Theirs can also be described as a Kantian experimental approach (although they do not use the term).
Without going into too much detail, something significant that Danzer et al (2002) do is to highlight the difference between British and US philosophy and continental philosophy. There are ways of seeing the world that are unknown to us i.e. because we are British.
Amongst continental philosophers that I've come to be interested in and who are likely to be important in offering new insights in the question of disese and health is Georges Canguilhem.
Canguilhem, first studied philosophy, then medicine, then, following medical work in World War II, became a professional philosopher. (Amongst other things, he is famous as Foucault's doctoral supervisor.)
Important questions in Canguilhem's work include 'How do we define 'normal'?' This is an important question, especially for those who still think that 'normal' and 'health' go together.
One result of exploring these questions was the suggestion that we define normal in response to what we call 'abnormal'.
To put it another way – there would be no call to define normal if that state did not change; were it not for the fact that there is an alternative state.
In this context, Canguilhem notes Leriche's description of health. For René Leriche, health is equivalent to the 'silence of the body in its organs'.
In drawing our attention to the 'abnormal' in this way, Canguilhem makes us consider the role and significance of the abnormal and normal.
We have a 'sense' of the 'abnormal' in ourselves and in others without resorting to scientific measuring techniques.
I am using the word 'sense' deliberately because this is where I think further insights into understanding 'health' and 'disease' may lie.
What lies at the heart of deciding what is abnormal may be associated with sexual selection and related survival strategies:
'Abnormal bodies' are those that elicit fear and disgust.
('Ideal or normal bodies' elicit 'allure'.)
There are innate factors that are at work that would otherwise be missed.
In this respect, attitudes to the human body cannot be ignored or excluded. In fact, attitudes and their meaning/source must be explored.
Even if this means that social and cultural factors must be considered in order to find a scientific position.
Indeed, giving due attention to these attitudes can be the source of useful questions and insights.
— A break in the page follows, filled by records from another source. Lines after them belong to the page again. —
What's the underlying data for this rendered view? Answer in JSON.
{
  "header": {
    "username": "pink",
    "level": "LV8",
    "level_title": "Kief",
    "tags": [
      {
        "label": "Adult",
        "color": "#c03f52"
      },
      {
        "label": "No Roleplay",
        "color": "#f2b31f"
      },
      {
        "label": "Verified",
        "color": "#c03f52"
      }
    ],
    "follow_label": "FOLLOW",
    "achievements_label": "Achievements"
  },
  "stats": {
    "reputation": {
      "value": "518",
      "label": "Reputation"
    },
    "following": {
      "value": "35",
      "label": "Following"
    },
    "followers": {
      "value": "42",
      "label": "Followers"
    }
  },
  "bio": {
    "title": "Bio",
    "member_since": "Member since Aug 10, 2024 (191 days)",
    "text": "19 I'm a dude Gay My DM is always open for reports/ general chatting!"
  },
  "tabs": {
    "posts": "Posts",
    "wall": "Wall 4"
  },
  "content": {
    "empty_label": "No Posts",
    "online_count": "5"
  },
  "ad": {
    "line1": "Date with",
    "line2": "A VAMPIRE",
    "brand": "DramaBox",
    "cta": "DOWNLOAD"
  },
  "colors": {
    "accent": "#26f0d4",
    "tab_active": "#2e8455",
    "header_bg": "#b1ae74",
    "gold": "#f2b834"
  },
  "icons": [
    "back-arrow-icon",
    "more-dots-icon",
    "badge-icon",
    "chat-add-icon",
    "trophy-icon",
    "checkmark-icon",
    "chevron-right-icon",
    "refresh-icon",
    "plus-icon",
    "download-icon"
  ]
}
An interesting example from our present culture is: What do the cyborg movies (like Terminator and Robocop) tell us of our perception of the human body – its perfections and its imperfections, how it can be improved upon – and what do they tell us, therefore, of our perception of health and disease? (We were once a little lower than angels and our medical and biological thinking followed suit; now we are seen to be aspiring to something quite different.)
Conclusion
Let me note in concluding that:
The question of what 'health' and 'disease' are is central to 'health science' but that the difficulty of the question often goes unacknowledged except by certain schools of philosophical thought.
We all know what 'health' and 'disease' are – until we try to define them.
This seemingly 'innate' sense may be just that – related to an innate survival mechanism.
Whatever we perceive 'health' and 'disease' to be, it is likely to be part of a 'Web of Belief' that connects with all our other knowledge and innate behaviours rather than a result of simple linear reasoning.
To help us gain a fuller understanding, reference to other areas of interest, so far excluded from the scientific remit, may be necessary.
Indeed, our way of doing science may need augmenting by a system that helps us take a different view.